3. Regulatory requirements
Recent regulations have correlated with consumers becoming increasingly aware of the need to protect their data and monitor for fraud. Strong Customer Authentication (SCA), enforced under the second Payment Services Directive (PSD2), states that a customer must verify their identity before payment information can be exchanged between a financial institution and a third-party provider (TPP). Put in place to prevent fraudulent transactions, it simply means that SCA requires consumers to authenticate payments by entering a PIN or using biometric data like a thumbprint. While transaction value will likely influence the level of authentication required under SCA, the need for authentication is an inherent barrier to a frictionless or invisible payment. It remains to be seen how invisible payments and SCA will coexist.
4. A proliferation of locally preferred payment methods
As commerce goes global, payment preferences – using cards, e-wallets, cash, etcetera – are becoming more and more local. That can be a surprise for people in the UK and US; PPRO’s recent research highlights that 91% of UK consumers use debit and credit card payments. But there are over 450 significant local payment methods (LPMs) across the globe, accounting for over 75% of global e-commerce transactions.
In the UK, PayPal is the most widely used method for invisible payments. However, the Dutch opt for iDEAL as their payment method of choice, which is less suited to invisible payments. In Latin American markets, cash-based payment methods like Boleto Bancário in Brazil and OXXO in Mexico take up a significant share of e-commerce. Those are certainly not invisible either, as the customer has to visit a brick-and-mortar store to pay. If customers are forced to use a payment method they don’t trust, over 65%2 are likely to go to another retailer that accepts their preferred payment method. For UK-based retailers who want to do business across borders, it’s important to recognise that the key to increasing conversion is accepting your customer’s preferred payment method.
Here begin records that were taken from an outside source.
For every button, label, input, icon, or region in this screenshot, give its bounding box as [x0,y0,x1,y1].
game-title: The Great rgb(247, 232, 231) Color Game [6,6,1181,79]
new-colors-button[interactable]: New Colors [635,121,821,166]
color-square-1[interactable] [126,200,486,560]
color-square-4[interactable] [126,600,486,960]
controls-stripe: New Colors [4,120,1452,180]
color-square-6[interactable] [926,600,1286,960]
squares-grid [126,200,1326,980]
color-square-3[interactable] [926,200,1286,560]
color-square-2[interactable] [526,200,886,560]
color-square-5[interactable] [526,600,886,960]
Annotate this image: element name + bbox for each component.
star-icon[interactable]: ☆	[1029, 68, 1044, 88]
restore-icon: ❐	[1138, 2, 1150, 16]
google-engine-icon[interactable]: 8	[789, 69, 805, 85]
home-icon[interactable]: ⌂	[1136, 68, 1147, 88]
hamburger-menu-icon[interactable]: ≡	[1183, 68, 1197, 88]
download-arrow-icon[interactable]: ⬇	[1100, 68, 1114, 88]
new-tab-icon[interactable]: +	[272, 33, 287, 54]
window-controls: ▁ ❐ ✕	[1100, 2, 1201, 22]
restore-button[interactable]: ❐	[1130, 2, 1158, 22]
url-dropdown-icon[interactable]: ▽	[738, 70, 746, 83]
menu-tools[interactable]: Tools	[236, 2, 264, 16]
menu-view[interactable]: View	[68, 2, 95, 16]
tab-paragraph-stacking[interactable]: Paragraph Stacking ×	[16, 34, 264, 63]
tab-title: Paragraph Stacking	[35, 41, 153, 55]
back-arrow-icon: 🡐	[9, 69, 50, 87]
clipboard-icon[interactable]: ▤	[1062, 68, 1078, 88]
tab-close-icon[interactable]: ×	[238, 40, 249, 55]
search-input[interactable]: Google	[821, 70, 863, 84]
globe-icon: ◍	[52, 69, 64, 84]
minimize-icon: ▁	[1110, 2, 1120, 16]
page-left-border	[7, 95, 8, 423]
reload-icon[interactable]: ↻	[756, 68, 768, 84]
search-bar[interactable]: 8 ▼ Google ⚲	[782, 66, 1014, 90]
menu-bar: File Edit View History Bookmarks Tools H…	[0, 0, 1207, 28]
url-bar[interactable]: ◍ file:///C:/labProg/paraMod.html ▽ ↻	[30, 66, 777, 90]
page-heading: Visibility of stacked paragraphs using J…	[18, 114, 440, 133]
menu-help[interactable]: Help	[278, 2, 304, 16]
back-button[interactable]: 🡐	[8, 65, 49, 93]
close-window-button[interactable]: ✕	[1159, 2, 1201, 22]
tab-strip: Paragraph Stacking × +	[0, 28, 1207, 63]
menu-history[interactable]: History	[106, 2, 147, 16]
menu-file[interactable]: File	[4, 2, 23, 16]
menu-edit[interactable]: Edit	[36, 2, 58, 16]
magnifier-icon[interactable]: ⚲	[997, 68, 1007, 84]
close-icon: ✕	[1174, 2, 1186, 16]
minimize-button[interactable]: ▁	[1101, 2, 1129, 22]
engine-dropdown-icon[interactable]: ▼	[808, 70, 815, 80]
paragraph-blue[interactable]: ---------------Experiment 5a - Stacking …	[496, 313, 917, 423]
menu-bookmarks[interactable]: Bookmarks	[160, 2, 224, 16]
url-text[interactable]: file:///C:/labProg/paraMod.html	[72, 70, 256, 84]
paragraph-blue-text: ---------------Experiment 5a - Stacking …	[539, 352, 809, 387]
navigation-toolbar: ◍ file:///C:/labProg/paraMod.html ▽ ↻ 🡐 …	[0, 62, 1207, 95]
Unsuccessful implementation of invisible payments – where locally preferred payment methods are overlooked – could lead to the loss of loyal customers to a competitor. But with so many LPMs, it’s extremely difficult to establish a single unifying, invisible payment journey to achieve global adoption.
So, what does the future hold for invisible payments?
There is no doubt: invisible payments will continue to revolutionise the customer experience for casual or everyday purchases. However, it’s my opinion that we won’t see invisible payment journeys across the board for quite a while; consumer trust, cash-dependent shoppers, regulatory requirements, and the explosion of local payment methods are significant hurdles that have to be jumped in order for that to happen.
However, it’s our goal at PPRO to help payment service providers and retailers create the best customer experiences possible, gain brand loyalty and increase conversion in every market. Invisible payments surely have their part to play in that, so here’s what I recommend for getting on the road to success: Get to know your customer. Learn how they like to pay for each purchase they make. Offer the right payment methods. Don’t force adoption of invisible payments, but incentivise it through exclusive discounts or bonus loyalty points. This all boils down to providing the customer with options because, ultimately, we live in a society that expects choice.
Retailers that provide customers with their preferred way to pay – visible or invisible – will be the ones who prosper in today’s competitive marketplace.
 PPRO research, conducted by Arlington Research February 2020. Sample: 1,000 UK consumers, nationally representative of adults aged 18+ based on gender and age.
2 PPRO research, conducted by Arlington Research August 2018. Sample: 1,000 UK consumers, nationally representative of adults aged 18+ based on gender and age.